Geçtiğimiz perşembe günü televizyonda yayınlanan bir röportajda Netanyahu birkaç gün içinde bir anlaşmaya varılacağı umudunu dile getirerek şunları söyledi: “50 esir halen Hamas tarafından tutuluyor ve bunlardan sadece 20'sinin hayatta olduğuna inanılıyor. Şu anda yaşayanların yarısının ve ölülerin yarısının çıkarılmasını öngören bir anlaşmamız var, yani 10 yaşayan insanımız ve yaklaşık 12 ölen rehinemiz kalacak, ancak onları da çıkaracağım. Umarım birkaç gün içinde bunu sonuçlandırabiliriz.”

Geçen hafta Netanyahu ile Beyaz Saray'da iki kez görüşen Trump, ateşkesin yakın olduğu söylemini yineleyerek bu haftayı olası bir tarih olarak belirledi. ABD Dışişleri Bakanı Marco Rubio perşembe günü yaptığı açıklamada bir anlaşma için ‘büyük umutları’ olduğunu ifade etti.

Öte yandan Mısır Dışişleri Bakanı Bedr Abdulati, Alman mevkidaşı Johann Fadivoll ile yaptığı telefon görüşmesinde, Gazze Şeridi'ndeki son gelişmeler ile ateşkesin yeniden başlatılması ve bazı esir ve mahkûmların serbest bırakılmasına yönelik müzakerelerdeki gelişmeler hakkında bilgi verdi. Mısır Dışişleri Bakanlığı tarafından dün yapılan açıklamaya göre Abdulati, ‘Filistin halkının kanının akıtılması ve trajik insani durum ışığında Gazze Şeridi'ne insani yardım akışının sağlanması gerektiğini’ vurguladı.

Fehmi'ye göre Gazze anlaşması yaklaşıyor. “Birkaç gün içinde anlaşma nihai aşamasına girecek.

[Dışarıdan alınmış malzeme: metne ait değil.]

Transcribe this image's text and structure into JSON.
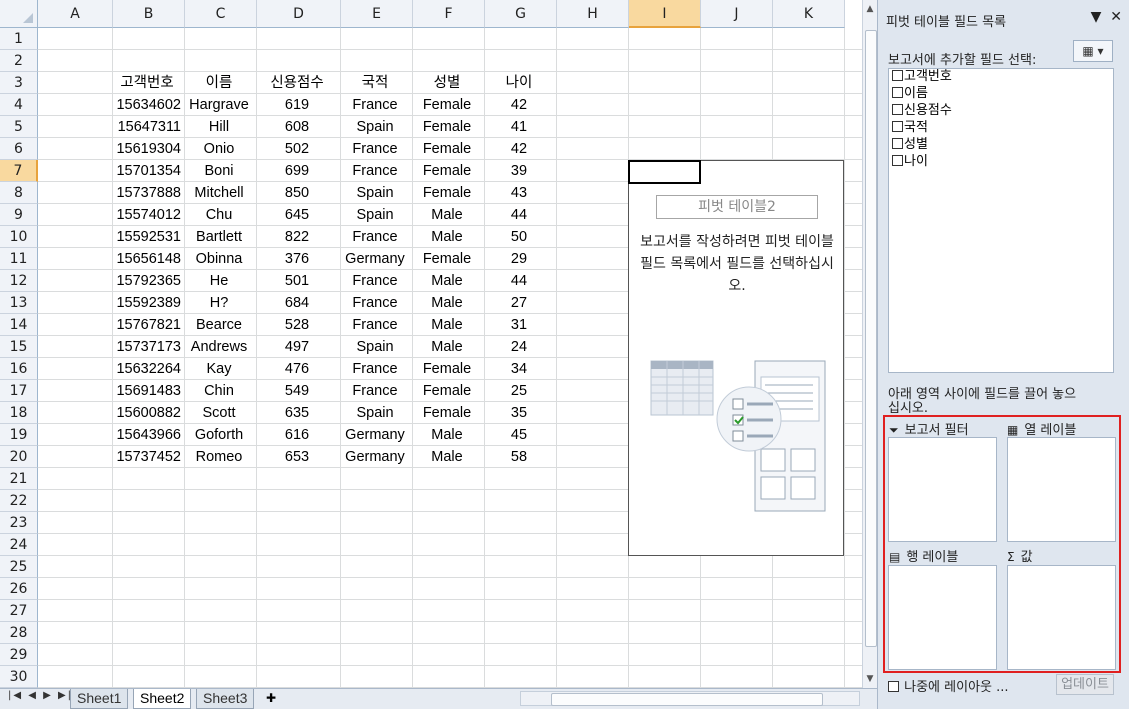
{
  "columns": [
    "A",
    "B",
    "C",
    "D",
    "E",
    "F",
    "G",
    "H",
    "I",
    "J",
    "K"
  ],
  "selected_column": "I",
  "rows": [
    "1",
    "2",
    "3",
    "4",
    "5",
    "6",
    "7",
    "8",
    "9",
    "10",
    "11",
    "12",
    "13",
    "14",
    "15",
    "16",
    "17",
    "18",
    "19",
    "20",
    "21",
    "22",
    "23",
    "24",
    "25",
    "26",
    "27",
    "28",
    "29",
    "30"
  ],
  "selected_row": "7",
  "table": {
    "headers": [
      "고객번호",
      "이름",
      "신용점수",
      "국적",
      "성별",
      "나이"
    ],
    "rows": [
      [
        "15634602",
        "Hargrave",
        "619",
        "France",
        "Female",
        "42"
      ],
      [
        "15647311",
        "Hill",
        "608",
        "Spain",
        "Female",
        "41"
      ],
      [
        "15619304",
        "Onio",
        "502",
        "France",
        "Female",
        "42"
      ],
      [
        "15701354",
        "Boni",
        "699",
        "France",
        "Female",
        "39"
      ],
      [
        "15737888",
        "Mitchell",
        "850",
        "Spain",
        "Female",
        "43"
      ],
      [
        "15574012",
        "Chu",
        "645",
        "Spain",
        "Male",
        "44"
      ],
      [
        "15592531",
        "Bartlett",
        "822",
        "France",
        "Male",
        "50"
      ],
      [
        "15656148",
        "Obinna",
        "376",
        "Germany",
        "Female",
        "29"
      ],
      [
        "15792365",
        "He",
        "501",
        "France",
        "Male",
        "44"
      ],
      [
        "15592389",
        "H?",
        "684",
        "France",
        "Male",
        "27"
      ],
      [
        "15767821",
        "Bearce",
        "528",
        "France",
        "Male",
        "31"
      ],
      [
        "15737173",
        "Andrews",
        "497",
        "Spain",
        "Male",
        "24"
      ],
      [
        "15632264",
        "Kay",
        "476",
        "France",
        "Female",
        "34"
      ],
      [
        "15691483",
        "Chin",
        "549",
        "France",
        "Female",
        "25"
      ],
      [
        "15600882",
        "Scott",
        "635",
        "Spain",
        "Female",
        "35"
      ],
      [
        "15643966",
        "Goforth",
        "616",
        "Germany",
        "Male",
        "45"
      ],
      [
        "15737452",
        "Romeo",
        "653",
        "Germany",
        "Male",
        "58"
      ]
    ]
  },
  "pivot_placeholder": {
    "title": "피벗 테이블2",
    "message": "보고서를 작성하려면 피벗 테이블 필드 목록에서 필드를 선택하십시오."
  },
  "sheet_tabs": [
    "Sheet1",
    "Sheet2",
    "Sheet3"
  ],
  "active_tab": "Sheet2",
  "field_panel": {
    "title": "피벗 테이블 필드 목록",
    "choose_label": "보고서에 추가할 필드 선택:",
    "fields": [
      "고객번호",
      "이름",
      "신용점수",
      "국적",
      "성별",
      "나이"
    ],
    "drag_label": "아래 영역 사이에 필드를 끌어 놓으십시오.",
    "areas": {
      "report_filter": "보고서 필터",
      "column_labels": "열 레이블",
      "row_labels": "행 레이블",
      "values": "값"
    },
    "defer_label": "나중에 레이아웃 ...",
    "update_button": "업데이트"
  },
  "colors": {
    "highlight": "#e02020",
    "selected_header": "#f9d99f"
  }
}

Pazar ya da pazartesi günü ABD'nin Ortadoğu Özel Temsilcisi Steve Witkoff'un son rötuşları yapmak üzere bölgeye bir ziyaret gerçekleştireceğini görebiliriz” diyen Fehmi, ‘Washington'un bölgedeki çıkarlarını düşünerek ve Trump'ı izleyicileri önünde mahcup etmemek için anlaşmanın başarısız olmasına izin vermeyeceğini’ vurguladı.

Diyab, Netanyahu'nun Washington ziyaretinden sonra bir anlaşma istediğine ve Trump'a hayır diyemeyeceğine inanıyor. Dolayısıyla siyasi çıkarları çerçevesinde kendisine daha fazla zaman kazandırabilecek bir atılımla ya da özellikle farklılıklar ve ABD'nin baskıcı tutumu nedeniyle kendisini devirecek bir tökezleme ve patlamayla karşı karşıya.